Here’s another thing you have to say about this considerable step up in Hougham’s career: It simply couldn’t have happened to a nice guy.

And speaking of former Q-C tourney directors, signs are Tony Piazzi’s Texas Open down in San Antone is line to take a quantam step forward.

Word is that tournament next year will move away from its “Lost in Space” fall dates to the April spot occupied last week by the Byron Nelson. This happens as Tour commissioner Tim Finchem finally takes the concerns of a tourney title sponsor into account and moves the Nelson to mid-May.

EDS, the Nelson sponsor last week said it would re-up through 2014, but only if the Nelson returned to May, where it can expect a stronger field. A report out of San Antonio this week said that can happen because AT&T is dropping its sponsorship of the May event in Atlanta after this year. So the Atlanta event goes away.

No PGA Tour stop in Atlanta? Just one more reminder how lucky the Quad-Cities is to have John Deere backing our event. If you ever are tempted to forget that, stop and don’t.

Boo to you, JDC

April 21st, 2008 6:56 pm

Boo Weekley was on last week’s first list of John Deere Classic commitments, and, if he comes, he will be one fun addition to the field.

Weekley is a homespun Floridian who swears he would rather hunt turkey than birdies and eagles, spits tobacco on the pristine fairways of the PGA Tour and, this week, didn’t know lead CBS golf announcer Jim Nantz from Jim Neighbors.

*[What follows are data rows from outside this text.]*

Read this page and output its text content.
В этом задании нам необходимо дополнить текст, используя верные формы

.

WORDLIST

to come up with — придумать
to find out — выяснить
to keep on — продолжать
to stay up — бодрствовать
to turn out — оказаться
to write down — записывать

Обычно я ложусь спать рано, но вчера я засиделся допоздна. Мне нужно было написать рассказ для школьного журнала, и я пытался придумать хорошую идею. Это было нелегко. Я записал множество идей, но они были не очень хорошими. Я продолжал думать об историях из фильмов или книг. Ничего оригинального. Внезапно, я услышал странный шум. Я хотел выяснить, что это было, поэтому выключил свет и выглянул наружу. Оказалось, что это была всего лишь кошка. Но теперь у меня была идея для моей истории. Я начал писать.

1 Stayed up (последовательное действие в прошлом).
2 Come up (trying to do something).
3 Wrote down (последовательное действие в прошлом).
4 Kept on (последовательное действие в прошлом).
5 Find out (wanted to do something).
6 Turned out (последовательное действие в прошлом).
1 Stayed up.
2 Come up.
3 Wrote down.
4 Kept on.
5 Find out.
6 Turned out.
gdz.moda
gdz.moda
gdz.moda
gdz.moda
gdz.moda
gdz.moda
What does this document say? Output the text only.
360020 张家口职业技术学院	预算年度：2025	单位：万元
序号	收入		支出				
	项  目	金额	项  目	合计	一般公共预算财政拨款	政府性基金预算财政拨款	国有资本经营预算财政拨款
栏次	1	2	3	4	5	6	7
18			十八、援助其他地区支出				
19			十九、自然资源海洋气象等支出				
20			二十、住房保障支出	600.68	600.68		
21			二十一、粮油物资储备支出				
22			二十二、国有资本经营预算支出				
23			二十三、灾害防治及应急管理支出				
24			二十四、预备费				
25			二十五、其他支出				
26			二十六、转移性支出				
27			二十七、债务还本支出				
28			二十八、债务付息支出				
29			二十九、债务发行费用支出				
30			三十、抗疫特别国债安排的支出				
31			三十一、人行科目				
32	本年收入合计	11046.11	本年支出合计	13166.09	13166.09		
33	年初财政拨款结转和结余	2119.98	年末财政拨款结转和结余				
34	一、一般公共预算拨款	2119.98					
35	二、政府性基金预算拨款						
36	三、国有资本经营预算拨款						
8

Weekley just is funny whether he means to be or not.

He swears chewing tobacco doesn’t particularly help his game.

“I just like to spit a lot,” he said.

He enjoys keeping a steady banter with his galleries during a round.

“These people paid their money to come out and watch us play,” he said en route to his second Verizon Heritage Classic victory last week. “Why not talk to them a little bit?”

Weekley played on the same high school golf team as Bubba Watson and Heath Slocum, and figures to be a lot of fun if he is here in July.

One problem: His wife is expecting and due to deliver a week or two before the British Open. Weekley was an early commit last year, too, but ultimately changed his mind.